As a secondary teacher in a Scottish school, the current situation in Scottish Education outlined in the readings is very relevant to my own current practice as well as to the school in which I work as a whole.

Priestly and Minty (2012) reported that “implementation was more developed in primary schools, where it is easier to meet with colleagues and work collaboratively than in secondary schools” (p. 2). However, I am fortunate to be placed in a straight through, P1 - S6 establishment with only 120 pupils. There are both pros and cons to this situation such as the flexibility and autonomy of a single person department weighed against the isolation and lack of colleagues within your own subject area. In terms of CfE the huge advantage of this has been that we, as a staff, have been able to do what Priestly and Minty (2012) describe above. There have been many opportunities to meet and discuss, and these discussions have often resulted in collaborative, interactive projects across the stages, subjects and departments. These projects have been very successful in “giving pupils greater levels of autonomy in their learning [and] in engaging them and providing relevance to their learning” (Priestly and Minty 2012, p. 2). Also, in terms of staff development, there was a great deal of knowledge and skills shared between colleagues as well as, for individual staff,  “pleasure gained from being able to teach outside of their subject” (Priestly and Minty 2012, p. 3).

However, in the senior years we have found it increasingly difficult to implement the true philosophy of CfE due to the conflict of interests there appears to be between what Hulme et al (2011) describe as “the double edged sword of innovation and evaluation” (pp. 444 - 445) where “accountability practices hinder innovation” (Priestly and Minty, 2012, p. 9).

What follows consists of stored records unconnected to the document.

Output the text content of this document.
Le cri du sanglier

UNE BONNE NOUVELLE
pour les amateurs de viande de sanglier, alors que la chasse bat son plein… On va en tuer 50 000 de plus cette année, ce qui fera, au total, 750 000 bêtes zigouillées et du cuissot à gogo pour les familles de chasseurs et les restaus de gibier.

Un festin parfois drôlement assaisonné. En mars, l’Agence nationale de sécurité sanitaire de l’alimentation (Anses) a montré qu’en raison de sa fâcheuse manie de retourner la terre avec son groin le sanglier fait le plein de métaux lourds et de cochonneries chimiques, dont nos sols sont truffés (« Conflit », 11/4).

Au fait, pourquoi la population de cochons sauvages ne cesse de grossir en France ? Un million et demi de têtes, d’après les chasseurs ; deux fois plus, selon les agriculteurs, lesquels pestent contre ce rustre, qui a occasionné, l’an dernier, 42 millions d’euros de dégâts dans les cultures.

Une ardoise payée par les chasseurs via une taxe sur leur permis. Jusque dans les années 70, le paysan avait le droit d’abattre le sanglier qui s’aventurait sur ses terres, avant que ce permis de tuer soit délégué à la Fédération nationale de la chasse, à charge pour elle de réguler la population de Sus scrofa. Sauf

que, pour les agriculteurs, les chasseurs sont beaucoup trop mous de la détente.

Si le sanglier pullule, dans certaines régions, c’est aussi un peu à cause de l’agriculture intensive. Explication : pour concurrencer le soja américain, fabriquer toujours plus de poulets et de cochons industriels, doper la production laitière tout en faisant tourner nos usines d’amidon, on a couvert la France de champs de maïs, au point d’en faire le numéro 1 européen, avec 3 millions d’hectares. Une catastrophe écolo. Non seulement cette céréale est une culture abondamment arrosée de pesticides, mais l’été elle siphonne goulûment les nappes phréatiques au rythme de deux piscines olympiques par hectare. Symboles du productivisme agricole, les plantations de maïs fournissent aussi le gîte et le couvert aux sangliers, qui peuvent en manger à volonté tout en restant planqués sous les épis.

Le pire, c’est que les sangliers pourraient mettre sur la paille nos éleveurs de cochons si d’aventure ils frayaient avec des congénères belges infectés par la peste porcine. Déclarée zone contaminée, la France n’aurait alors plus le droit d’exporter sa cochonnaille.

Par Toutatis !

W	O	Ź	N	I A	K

In line with the values underpinning CfE, McAufliffe, 2013, states that “no longer can school art be just about the privileging of observational drawing over free expressive modes - a practice that served well in the training of engineers and craftsmen for Scotland’s flourishing industries of the past. An art education today needs to equip young people to meet the challenges of the 21st century education and be inquiry-led” (p. 4). Through CfE reforms there are signs that “the value of not always knowing ‘the outcome’ has found favour” (McAufliffe, 2013, p. 5) and that creativity has been “re-conceptualised as an ‘employability’ attribute” (Hulme et al, 2011, p. 439). However what I in art, and my teaching colleagues in their subjects, have found in attempting to put these reforms into practice in the teaching of qualification level courses has been that though “we are empowered and we are able to develop new things and we are professional enough to do that” somebody else with a “slightly different agenda” has come along and assessed and evaluated us on an entirely different set of values (Hulme et al, 2011, p. 440). In recent visits from HMIe staff to the school we found that their focus was on testing, summative attainment levels, paperwork, written plans and policies rather than innovation, creativity and individualised, pupil led approaches to teaching and learning.

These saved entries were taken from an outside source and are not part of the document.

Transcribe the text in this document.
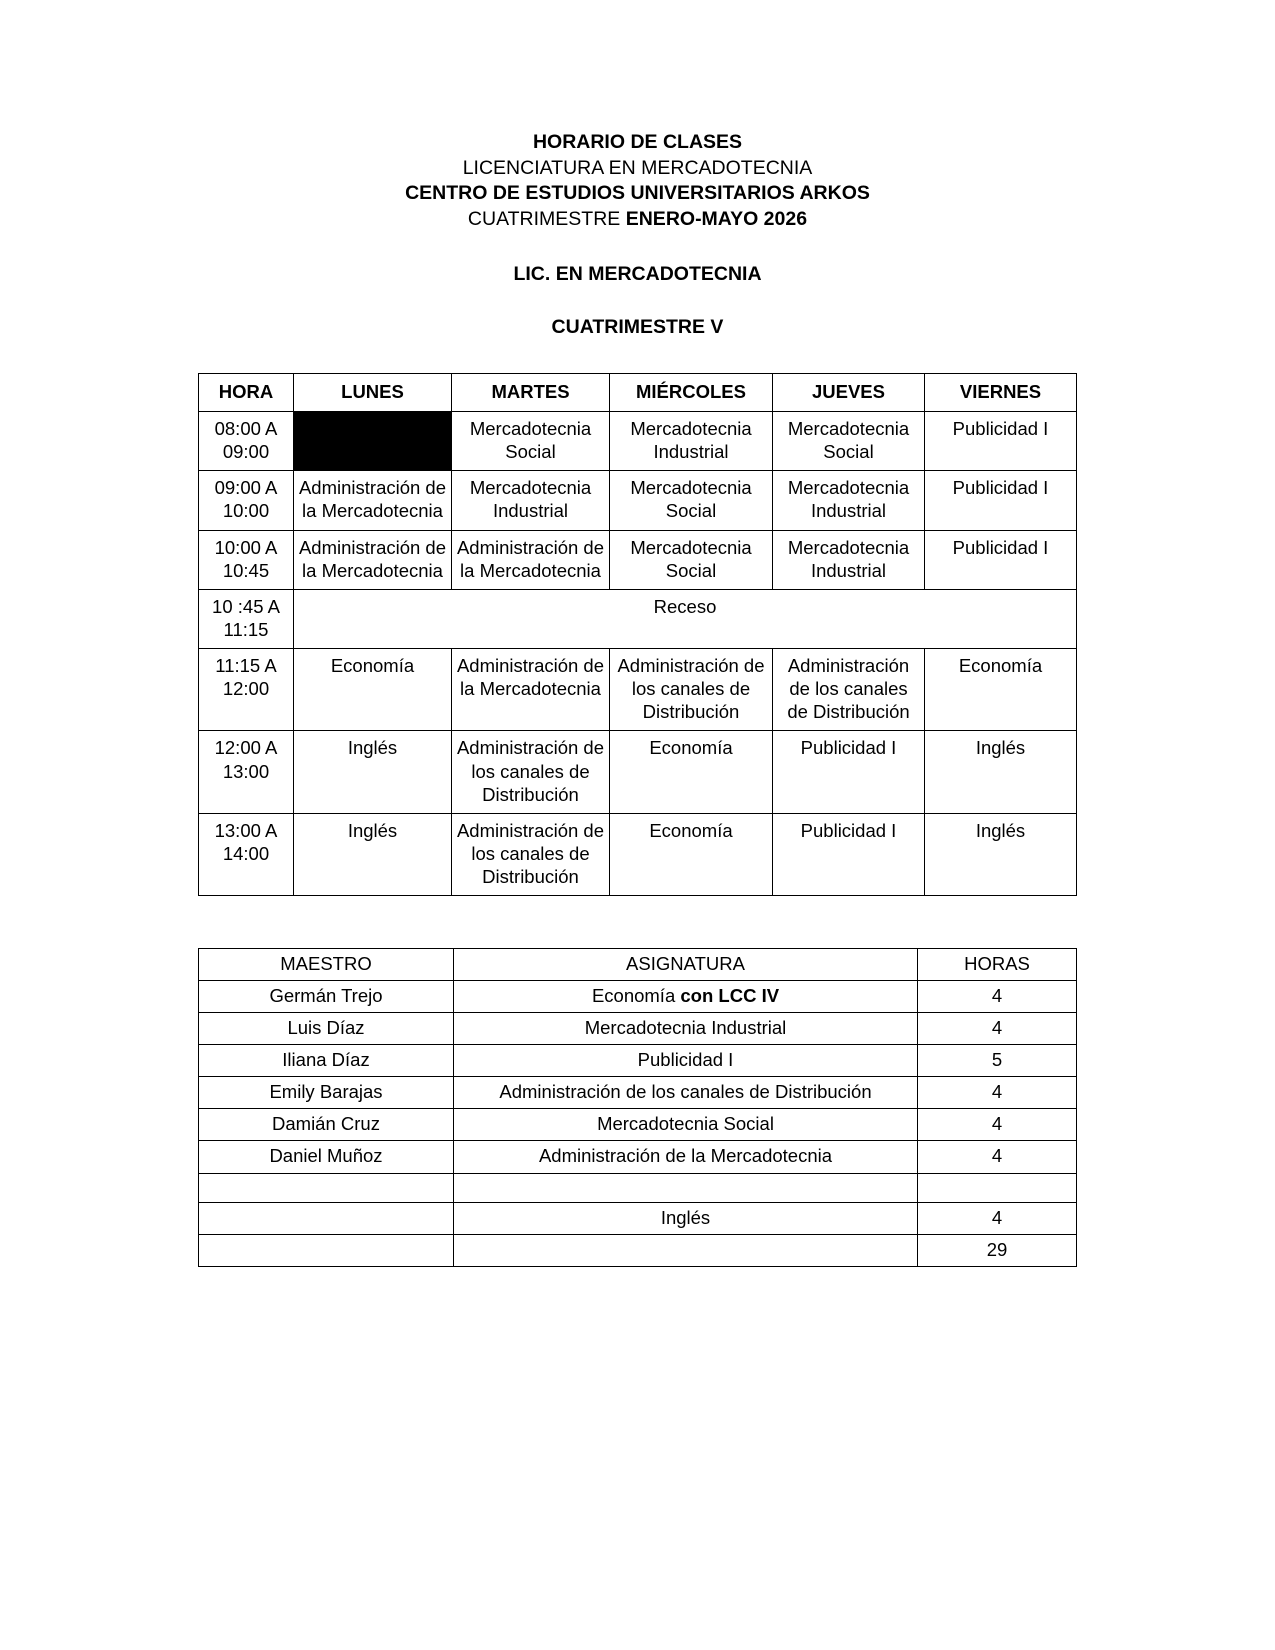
HORARIO DE CLASES
LICENCIATURA EN MERCADOTECNIA
CENTRO DE ESTUDIOS UNIVERSITARIOS ARKOS
CUATRIMESTRE ENERO-MAYO 2026
LIC. EN MERCADOTECNIA
CUATRIMESTRE V
HORA	LUNES	MARTES	MIÉRCOLES	JUEVES	VIERNES
08:00 A 09:00		Mercadotecnia Social	Mercadotecnia Industrial	Mercadotecnia Social	Publicidad I
09:00 A 10:00	Administración de la Mercadotecnia	Mercadotecnia Industrial	Mercadotecnia Social	Mercadotecnia Industrial	Publicidad I
10:00 A 10:45	Administración de la Mercadotecnia	Administración de la Mercadotecnia	Mercadotecnia Social	Mercadotecnia Industrial	Publicidad I
10 :45 A 11:15	Receso				
11:15 A 12:00	Economía	Administración de la Mercadotecnia	Administración de los canales de Distribución	Administración de los canales de Distribución	Economía
12:00 A 13:00	Inglés	Administración de los canales de Distribución	Economía	Publicidad I	Inglés
13:00 A 14:00	Inglés	Administración de los canales de Distribución	Economía	Publicidad I	Inglés
MAESTRO	ASIGNATURA	HORAS
Germán Trejo	Economía con LCC IV	4
Luis Díaz	Mercadotecnia Industrial	4
Iliana Díaz	Publicidad I	5
Emily Barajas	Administración de los canales de Distribución	4
Damián Cruz	Mercadotecnia Social	4
Daniel Muñoz	Administración de la Mercadotecnia	4

	Inglés	4
		29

In conclusion, I feel that in my own situation as an individual teacher and a member of a forward thinking, innovative school staff, that we have the capacity and will to “‘unlearn’ established practices and habitual responses” but are hindered by the system’s lack of capacity “to adopt a stronger learner orientation over a performance orientation” (Hulme et al, 2011, p. 445).


References

  1. Hulme, M., Menter. I. and Conroy, J (2011) Creativity in Scottish School Curriculum and Pedagogy. In Sefton-Green, J. et al (eds) The Routledge International Handbook of Creative Creativity Learning. London: Routledge. Ch 44.

  1. McAuliffe, D. (2013) Mapping and Forecasting the Change Agenda in Scottish Art and Design Education. In Bryce, T. et al [Editors] Scottish Education [Fourth Edition], Edinburgh: Edinburgh University Press

  1. Priestley, M and Minty, S (2012) Developing Curriculum for Excellence. Summary of findings from research undertaken in a Scottish local authority. Sterling: University Of Sterling.